Ah, forgot that detail.

-- 
/Jacob Carlborg
July 25, 2016
On Sunday, 24 July 2016 at 15:33:04 UTC, Chris Wright wrote:
> Look at std.algorithm. Tons of methods, and I imported it just for `canFind` and `sort`.
>
> Look at std.datetime. It imports eight or ten different modules, and it needs every one of those for something or other. Should we split it into a different module for each type, one for formatting, one for parsing, one for fetching the current time, etc? Because that's what we would have to do to work around the problem in user code.
>
> That would be terribly inconvenient and would just waste everyone's time.

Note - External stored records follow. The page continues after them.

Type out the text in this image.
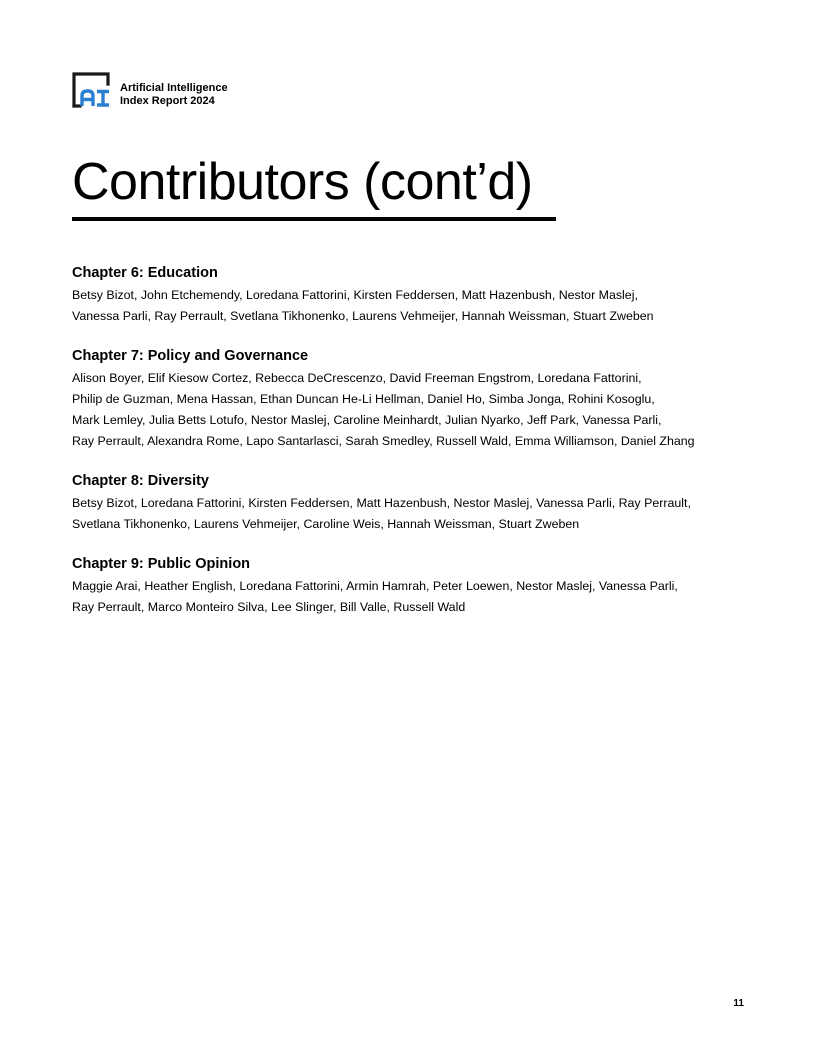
Artificial Intelligence
Index Report 2024
Contributors (cont’d)
Chapter 6: Education

Betsy Bizot, John Etchemendy, Loredana Fattorini, Kirsten Feddersen, Matt Hazenbush, Nestor Maslej,
Vanessa Parli, Ray Perrault, Svetlana Tikhonenko, Laurens Vehmeijer, Hannah Weissman, Stuart Zweben

Chapter 7: Policy and Governance

Alison Boyer, Elif Kiesow Cortez, Rebecca DeCrescenzo, David Freeman Engstrom, Loredana Fattorini,
Philip de Guzman, Mena Hassan, Ethan Duncan He-Li Hellman, Daniel Ho, Simba Jonga, Rohini Kosoglu,
Mark Lemley, Julia Betts Lotufo, Nestor Maslej, Caroline Meinhardt, Julian Nyarko, Jeff Park, Vanessa Parli,
Ray Perrault, Alexandra Rome, Lapo Santarlasci, Sarah Smedley, Russell Wald, Emma Williamson, Daniel Zhang

Chapter 8: Diversity

Betsy Bizot, Loredana Fattorini, Kirsten Feddersen, Matt Hazenbush, Nestor Maslej, Vanessa Parli, Ray Perrault,
Svetlana Tikhonenko, Laurens Vehmeijer, Caroline Weis, Hannah Weissman, Stuart Zweben

Chapter 9: Public Opinion

Maggie Arai, Heather English, Loredana Fattorini, Armin Hamrah, Peter Loewen, Nestor Maslej, Vanessa Parli,
Ray Perrault, Marco Monteiro Silva, Lee Slinger, Bill Valle, Russell Wald

11
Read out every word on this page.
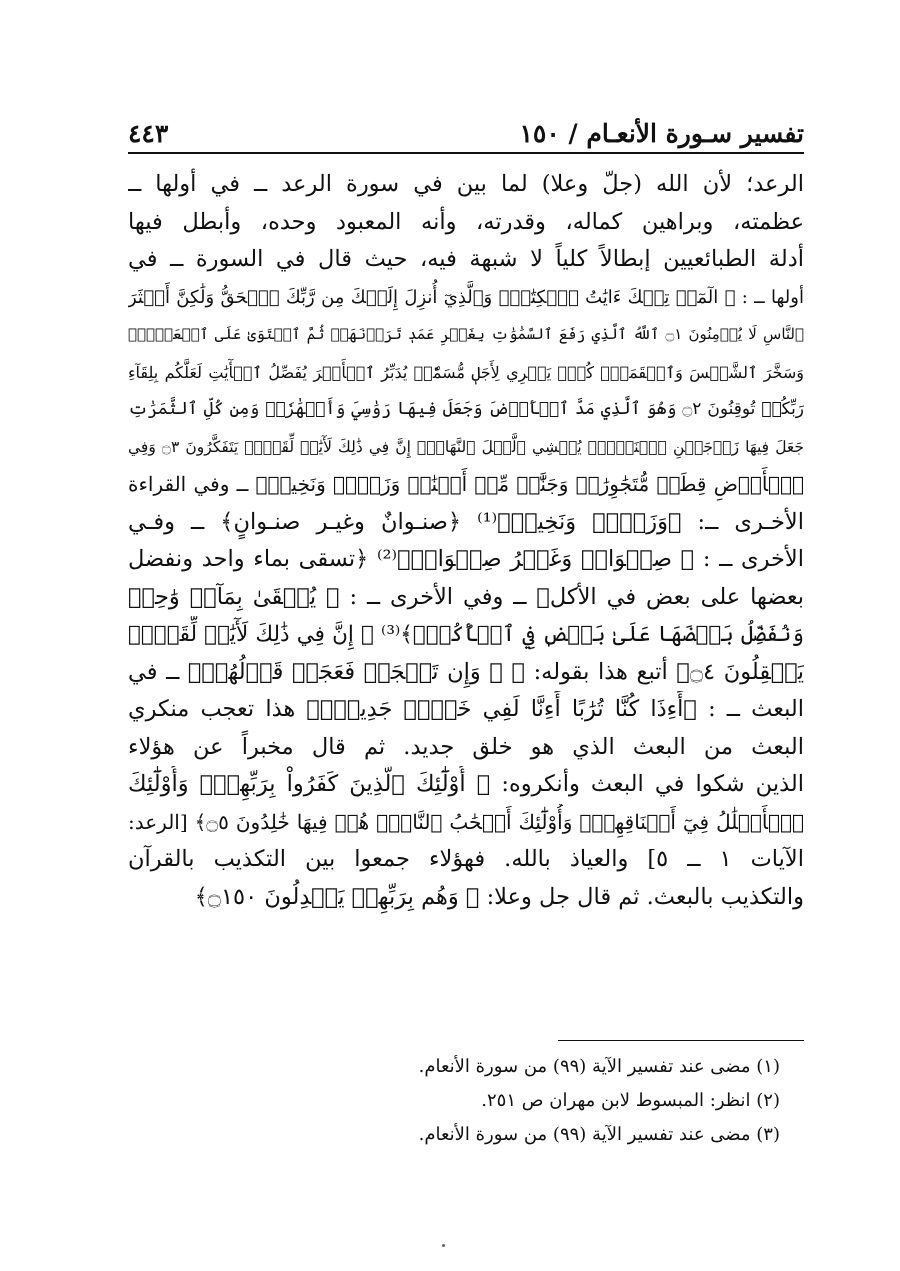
تفسير سـورة الأنعـام / ١٥٠
٤٤٣
الرعد؛ لأن الله (جلّ وعلا) لما بين في سورة الرعد ــ في أولها ــ
عظمته، وبراهين كماله، وقدرته، وأنه المعبود وحده، وأبطل فيها
أدلة الطبائعيين إبطالاً كلياً لا شبهة فيه، حيث قال في السورة ــ في
أولها ــ : ﴿ الٓمٓرۚ تِلۡكَ ءَايَٰتُ ٱلۡكِتَٰبِۗ وَٱلَّذِيٓ أُنزِلَ إِلَيۡكَ مِن رَّبِّكَ ٱلۡحَقُّ وَلَٰكِنَّ أَكۡثَرَ
ٱلنَّاسِ لَا يُؤۡمِنُونَ ۝١ ٱللَّهُ ٱلَّذِي رَفَعَ ٱلسَّمَٰوَٰتِ بِغَيۡرِ عَمَدٖ تَرَوۡنَهَاۖ ثُمَّ ٱسۡتَوَىٰ عَلَى ٱلۡعَرۡشِۖ
وَسَخَّرَ ٱلشَّمۡسَ وَٱلۡقَمَرَۖ كُلّٞ يَجۡرِي لِأَجَلٖ مُّسَمّٗىۚ يُدَبِّرُ ٱلۡأَمۡرَ يُفَصِّلُ ٱلۡأٓيَٰتِ لَعَلَّكُم بِلِقَآءِ
رَبِّكُمۡ تُوقِنُونَ ۝٢ وَهُوَ ٱلَّذِي مَدَّ ٱلۡأَرۡضَ وَجَعَلَ فِيهَا رَوَٰسِيَ وَأَنۡهَٰرٗاۖ وَمِن كُلِّ ٱلثَّمَرَٰتِ
جَعَلَ فِيهَا زَوۡجَيۡنِ ٱثۡنَيۡنِۖ يُغۡشِي ٱلَّيۡلَ ٱلنَّهَارَۚ إِنَّ فِي ذَٰلِكَ لَأٓيَٰتٖ لِّقَوۡمٖ يَتَفَكَّرُونَ ۝٣ وَفِي
ٱلۡأَرۡضِ قِطَعٞ مُّتَجَٰوِرَٰتٞ وَجَنَّٰتٞ مِّنۡ أَعۡنَٰبٖ وَزَرۡعٖ وَنَخِيلٖ﴾ ــ وفي القراءة
الأخـرى ــ: ﴿وَزَرۡعٞ وَنَخِيلٞ﴾⁽¹⁾ ﴿صنـوانٌ وغيـر صنـوانٍ﴾ ــ وفـي
الأخرى ــ : ﴿ صِنۡوَانٞ وَغَيۡرُ صِنۡوَانٖ﴾⁽²⁾ ﴿تسقى بماء واحد ونفضل
بعضها على بعض في الأكل﴾ ــ وفي الأخرى ــ : ﴿ يُسۡقَىٰ بِمَآءٖ وَٰحِدٖ
وَنُفَضِّلُ بَعۡضَهَا عَلَىٰ بَعۡضٖ فِي ٱلۡأُكُلِۚ﴾⁽³⁾ ﴿ إِنَّ فِي ذَٰلِكَ لَأٓيَٰتٖ لِّقَوۡمٖ
يَعۡقِلُونَ ۝٤﴾ أتبع هذا بقوله: ﴿ ۞ وَإِن تَعۡجَبۡ فَعَجَبٞ قَوۡلُهُمۡ﴾ ــ في
البعث ــ : ﴿أَءِذَا كُنَّا تُرَٰبًا أَءِنَّا لَفِي خَلۡقٖ جَدِيدٍۗ﴾ هذا تعجب منكري
البعث من البعث الذي هو خلق جديد. ثم قال مخبراً عن هؤلاء
الذين شكوا في البعث وأنكروه: ﴿ أُوْلَٰٓئِكَ ٱلَّذِينَ كَفَرُواْ بِرَبِّهِمۡۖ وَأُوْلَٰٓئِكَ
ٱلۡأَغۡلَٰلُ فِيٓ أَعۡنَاقِهِمۡۖ وَأُوْلَٰٓئِكَ أَصۡحَٰبُ ٱلنَّارِۖ هُمۡ فِيهَا خَٰلِدُونَ ۝٥﴾ [الرعد:
الآيات ١ ــ ٥] والعياذ بالله. فهؤلاء جمعوا بين التكذيب بالقرآن
والتكذيب بالبعث. ثم قال جل وعلا: ﴿ وَهُم بِرَبِّهِمۡ يَعۡدِلُونَ ۝١٥٠﴾
(١) مضى عند تفسير الآية (٩٩) من سورة الأنعام.
(٢) انظر: المبسوط لابن مهران ص ٢٥١.
(٣) مضى عند تفسير الآية (٩٩) من سورة الأنعام.
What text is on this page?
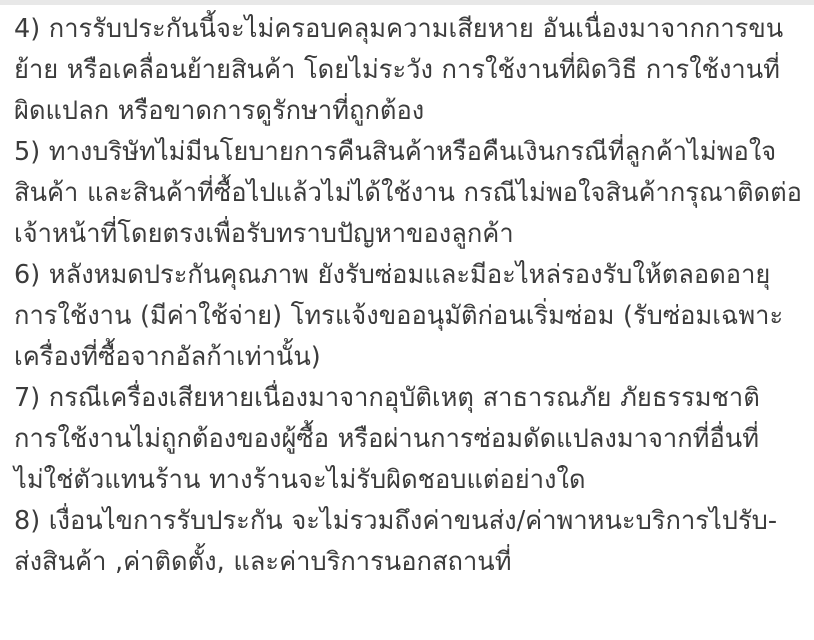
4) การรับประกันนี้จะไม่ครอบคลุมความเสียหาย อันเนื่องมาจากการขนย้าย หรือเคลื่อนย้ายสินค้า โดยไม่ระวัง การใช้งานที่ผิดวิธี การใช้งานที่ผิดแปลก หรือขาดการดูรักษาที่ถูกต้อง

5) ทางบริษัทไม่มีนโยบายการคืนสินค้าหรือคืนเงินกรณีที่ลูกค้าไม่พอใจสินค้า และสินค้าที่ซื้อไปแล้วไม่ได้ใช้งาน กรณีไม่พอใจสินค้ากรุณาติดต่อเจ้าหน้าที่โดยตรงเพื่อรับทราบปัญหาของลูกค้า

6) หลังหมดประกันคุณภาพ ยังรับซ่อมและมีอะไหล่รองรับให้ตลอดอายุการใช้งาน (มีค่าใช้จ่าย) โทรแจ้งขออนุมัติก่อนเริ่มซ่อม (รับซ่อมเฉพาะเครื่องที่ซื้อจากอัลก้าเท่านั้น)

7) กรณีเครื่องเสียหายเนื่องมาจากอุบัติเหตุ สาธารณภัย ภัยธรรมชาติ การใช้งานไม่ถูกต้องของผู้ซื้อ หรือผ่านการซ่อมดัดแปลงมาจากที่อื่นที่ไม่ใช่ตัวแทนร้าน ทางร้านจะไม่รับผิดชอบแต่อย่างใด

8) เงื่อนไขการรับประกัน จะไม่รวมถึงค่าขนส่ง/ค่าพาหนะบริการไปรับ-ส่งสินค้า ,ค่าติดตั้ง, และค่าบริการนอกสถานที่
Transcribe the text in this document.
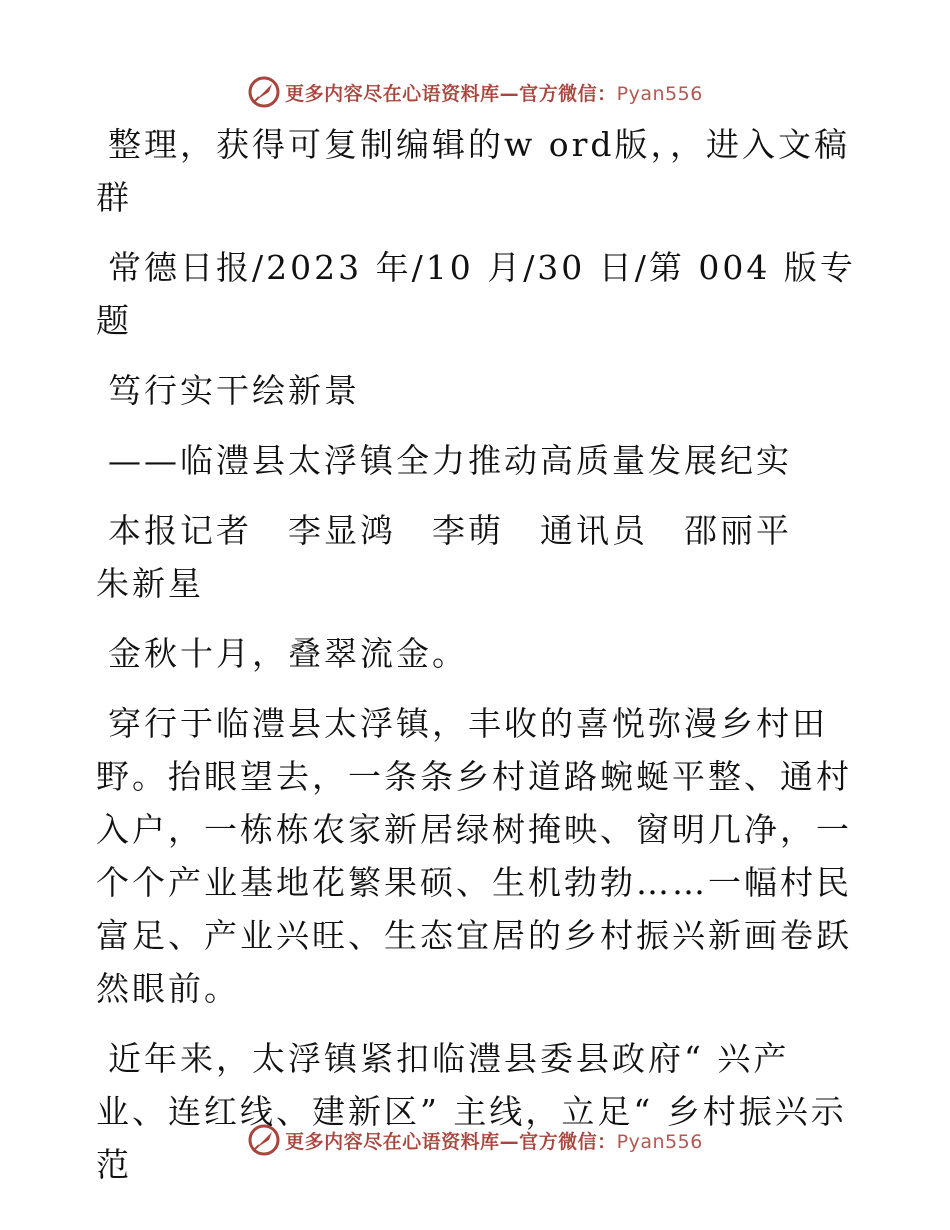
更多内容尽在心语资料库—官方微信：Pyan556

整理，获得可复制编辑的w ord版，，进入文稿群

常德日报/2023 年/10 月/30 日/第 004 版专题

笃行实干绘新景

——临澧县太浮镇全力推动高质量发展纪实

本报记者　李显鸿　李萌　通讯员　邵丽平　朱新星

金秋十月，叠翠流金。

穿行于临澧县太浮镇，丰收的喜悦弥漫乡村田野。抬眼望去，一条条乡村道路蜿蜒平整、通村入户，一栋栋农家新居绿树掩映、窗明几净，一个个产业基地花繁果硕、生机勃勃……一幅村民富足、产业兴旺、生态宜居的乡村振兴新画卷跃然眼前。

近年来，太浮镇紧扣临澧县委县政府“ 兴产业、连红线、建新区” 主线，立足“ 乡村振兴示范

更多内容尽在心语资料库—官方微信：Pyan556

I agree with you, but I think you got me wrong.

Modules like std.algorithm (and nearly every other, in any standard library) have very low cohesion. As you said, most of the time, the whole module gets imported, although only 1% of it is going to be used.

(selective imports such as "import std.algorithm : canFind;" help you reduce namespace pollution, but not dependencies, because a change in the imported module could, for example, change symbol names.)

I guess low cohesion is OK for standard libraries, because splitting this into lots of files would result in long import lists on the user side, e.g:

import std.algorithm.canFind;
import std.algorithm.sort;
import std.algorithm.splitter;

(though, this seems a lot like most of us already do with selective imports).

But my point wasn't about the extra compilation time resulting from the unwanted import of 99% of std.algorithm.

My point is about the recompilation frequency of *your* modules, due to changes in one module.

Although std.algorithm has low cohesion, it never changes (upgrading one's compiler doesn't count, as everything needs to be recompiled anyway).

However, if your project has a "utils.d" composed of mostly unrelated functions, that is imported by almost every module in your project, and that is frequently changed, then I believe you have a design issue.

Any compiler is going to have a very hard time trying to avoid recompiling modules which only imported something in the 99% of utils.d which wasn't modified (and, by the way, it's not compatible with the separate compilation model).

Do you think I'm missing something here?